Papa Leão XIV alerta para riscos da inteligência artificial em nova encíclica
Na última segunda-feira, o Papa Leão XIV apresentou um Magnifica Humanitassua primeira encíclica. O documento, que soma 200 páginas, propõe uma reflexão profunda sobre a proteção da dignidade humana diante dos avanços da inteligência artificial (IA). Embora a tecnologia ocupe o centro do debate, o pontífice aponta problemas estruturais persistentes, como a desigualdade, a erosão democrática e a concentração excessiva de poder.
O perigo da concentração tecnológica
Durante o lançamento da obra, que contou com a presença de Chris Olah, cofundador da Anthropic, o Papa defendeu que as tecnologias desenvolvidas sob o controle exclusivo de uma elite restrita não podem atender ao bem comum. O texto destaca que a centralização do poder tecnológico favorece a opacidade e dificulta o controle social.
Quando tal poder é concentrado nas mãos de poucos, ele tende a se tornar opaco e a evitar a supervisão pública, aumentando o risco de formas distorcidas de desenvolvimento que dão origem a novas dependências, exclusões, manipulações e desigualdades, aponta o documento.

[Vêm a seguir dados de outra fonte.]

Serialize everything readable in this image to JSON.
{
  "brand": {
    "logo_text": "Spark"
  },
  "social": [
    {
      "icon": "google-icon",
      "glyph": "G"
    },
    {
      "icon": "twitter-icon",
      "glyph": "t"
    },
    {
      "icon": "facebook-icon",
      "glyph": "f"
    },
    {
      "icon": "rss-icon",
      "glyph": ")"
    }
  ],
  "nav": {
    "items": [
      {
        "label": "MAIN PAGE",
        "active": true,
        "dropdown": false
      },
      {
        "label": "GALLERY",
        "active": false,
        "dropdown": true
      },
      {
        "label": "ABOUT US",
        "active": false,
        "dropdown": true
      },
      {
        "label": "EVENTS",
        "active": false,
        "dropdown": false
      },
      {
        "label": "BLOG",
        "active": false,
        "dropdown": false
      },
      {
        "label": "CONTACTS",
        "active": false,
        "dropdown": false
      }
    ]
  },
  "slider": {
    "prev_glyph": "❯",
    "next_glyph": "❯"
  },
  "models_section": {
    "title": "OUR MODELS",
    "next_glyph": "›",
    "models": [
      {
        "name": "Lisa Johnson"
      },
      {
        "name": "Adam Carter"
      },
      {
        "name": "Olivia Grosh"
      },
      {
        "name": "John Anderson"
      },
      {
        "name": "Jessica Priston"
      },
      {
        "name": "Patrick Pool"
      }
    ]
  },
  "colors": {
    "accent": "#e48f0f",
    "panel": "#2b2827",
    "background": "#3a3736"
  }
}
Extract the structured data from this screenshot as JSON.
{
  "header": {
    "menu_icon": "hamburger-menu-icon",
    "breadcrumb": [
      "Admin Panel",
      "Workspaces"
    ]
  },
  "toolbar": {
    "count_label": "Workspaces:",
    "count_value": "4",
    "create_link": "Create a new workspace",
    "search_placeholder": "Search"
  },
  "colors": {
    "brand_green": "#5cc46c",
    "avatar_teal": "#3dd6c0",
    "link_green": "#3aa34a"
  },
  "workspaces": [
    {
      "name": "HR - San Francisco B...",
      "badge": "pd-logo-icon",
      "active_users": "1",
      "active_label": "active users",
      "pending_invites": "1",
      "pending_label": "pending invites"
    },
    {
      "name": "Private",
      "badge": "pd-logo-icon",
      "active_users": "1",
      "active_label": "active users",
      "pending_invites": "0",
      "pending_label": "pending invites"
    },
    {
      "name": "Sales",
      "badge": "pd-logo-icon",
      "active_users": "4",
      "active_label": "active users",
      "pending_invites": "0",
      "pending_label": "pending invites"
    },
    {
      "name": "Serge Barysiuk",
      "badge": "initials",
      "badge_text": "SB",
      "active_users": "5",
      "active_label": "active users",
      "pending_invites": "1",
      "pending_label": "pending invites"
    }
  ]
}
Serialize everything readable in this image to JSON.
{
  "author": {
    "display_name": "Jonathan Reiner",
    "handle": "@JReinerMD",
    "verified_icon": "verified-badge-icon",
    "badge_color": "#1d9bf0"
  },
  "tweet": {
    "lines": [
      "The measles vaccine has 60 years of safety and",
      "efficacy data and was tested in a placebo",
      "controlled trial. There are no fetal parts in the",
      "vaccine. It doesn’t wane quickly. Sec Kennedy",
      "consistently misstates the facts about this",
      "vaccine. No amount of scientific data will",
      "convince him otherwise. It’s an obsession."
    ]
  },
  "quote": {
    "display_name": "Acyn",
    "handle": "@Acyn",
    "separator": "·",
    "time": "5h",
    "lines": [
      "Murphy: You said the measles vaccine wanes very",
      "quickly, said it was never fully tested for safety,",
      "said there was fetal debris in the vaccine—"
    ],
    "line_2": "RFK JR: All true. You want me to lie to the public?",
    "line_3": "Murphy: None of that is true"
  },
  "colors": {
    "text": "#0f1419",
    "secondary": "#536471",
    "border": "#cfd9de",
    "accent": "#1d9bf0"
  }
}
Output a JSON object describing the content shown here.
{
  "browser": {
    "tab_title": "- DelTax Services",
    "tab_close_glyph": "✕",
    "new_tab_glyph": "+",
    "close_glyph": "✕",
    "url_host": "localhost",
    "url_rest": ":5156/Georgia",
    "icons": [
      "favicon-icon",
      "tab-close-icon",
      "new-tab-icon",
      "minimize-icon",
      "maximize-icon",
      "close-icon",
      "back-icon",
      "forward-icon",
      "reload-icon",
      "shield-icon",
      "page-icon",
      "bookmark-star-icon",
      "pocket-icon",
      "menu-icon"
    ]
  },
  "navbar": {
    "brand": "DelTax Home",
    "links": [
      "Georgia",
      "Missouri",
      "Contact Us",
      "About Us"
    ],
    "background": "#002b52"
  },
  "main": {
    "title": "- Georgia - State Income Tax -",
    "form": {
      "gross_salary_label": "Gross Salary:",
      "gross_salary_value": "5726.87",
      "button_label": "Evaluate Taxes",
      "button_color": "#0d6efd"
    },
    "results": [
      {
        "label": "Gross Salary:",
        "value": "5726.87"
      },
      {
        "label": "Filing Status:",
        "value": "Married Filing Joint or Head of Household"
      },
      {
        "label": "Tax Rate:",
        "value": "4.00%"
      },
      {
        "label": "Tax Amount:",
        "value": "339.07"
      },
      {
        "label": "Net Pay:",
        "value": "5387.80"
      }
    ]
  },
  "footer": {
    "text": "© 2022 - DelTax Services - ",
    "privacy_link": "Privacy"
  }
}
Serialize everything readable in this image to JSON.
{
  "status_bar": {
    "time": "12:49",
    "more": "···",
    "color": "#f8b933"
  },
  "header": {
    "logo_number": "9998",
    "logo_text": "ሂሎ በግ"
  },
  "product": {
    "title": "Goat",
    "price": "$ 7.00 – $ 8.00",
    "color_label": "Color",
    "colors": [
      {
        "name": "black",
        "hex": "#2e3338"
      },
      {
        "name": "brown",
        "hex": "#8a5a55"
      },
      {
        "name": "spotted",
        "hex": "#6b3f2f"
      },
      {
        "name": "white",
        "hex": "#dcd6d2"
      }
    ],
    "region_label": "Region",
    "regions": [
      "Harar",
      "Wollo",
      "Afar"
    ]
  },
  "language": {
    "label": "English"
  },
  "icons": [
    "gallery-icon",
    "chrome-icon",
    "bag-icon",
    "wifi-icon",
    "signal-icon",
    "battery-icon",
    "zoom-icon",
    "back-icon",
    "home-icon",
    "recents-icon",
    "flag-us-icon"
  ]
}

Segundo o Papa, a IA atua como um amplificador de privilégios para aqueles que já possuem recursos econômicos e acesso privilegiado a dados. O risco, alerta o texto, é que essas elites utilizam tecnologia para moldar padrões de consumo, influenciar processos democráticos e direcionar a economia em benefício próprio.
Contexto político e corrida pela IA
A publicação ocorre em um momento de tensão política. Recentemente, o presidente Donald Trump desistiu da assinatura de uma ordem executiva que visava estabelecer a supervisão governamental sobre modelos de IA antes de seu lançamento. A decisão teria ocorrido após pressões de David Sacks, investidor de capital de risco e ex-czar de IA da Casa Branca, conforme relatos de bastidores.
Diante desse cenário, o Leão XIV clama por critérios claros e supervisão eficaz, exigindo a participação ativa das comunidades afetadas. O pontífice defende o fim da corrida armamentista tecnológica, em quais países e corporações buscam domínio geopolítico através de algoritmos cada vez mais potentes.
Paralelos históricos e ameaças à democracia
O diagnóstico papal traça um paralelo com a Rerum Novarumencíclica de 1891 que analisou a concentração de poder durante a Revolução Industrial. O documento atual cita exemplos contemporâneos, como a influência da aquisição do Twitter por Elon Musk na eleição de Trump e o alto investimento de empresas de tecnologia em super PACs para evitar regulamentações setoriais.
Especialistas reforçam a preocupação. Paolo Carozza, professor da Faculdade de Direito de Notre Dame e presidente do Conselho de Supervisão da Meta, destaca que os impactos da IA vão além da esfera econômica:
- Desinformação: A regulamentação de deepfakes dificulta a distinção entre verdade e mentira, prejudicando a política democrática.
- Liberdade cognitiva: A coleta e manipulação sistemática de dados humanos impõe riscos severos à autonomia individual.
Para o Papa Leão XIV, o desarmamento tecnológico é urgente, devendo partir da premissa de que a capacidade técnica não confere, por si só, o direito de governar.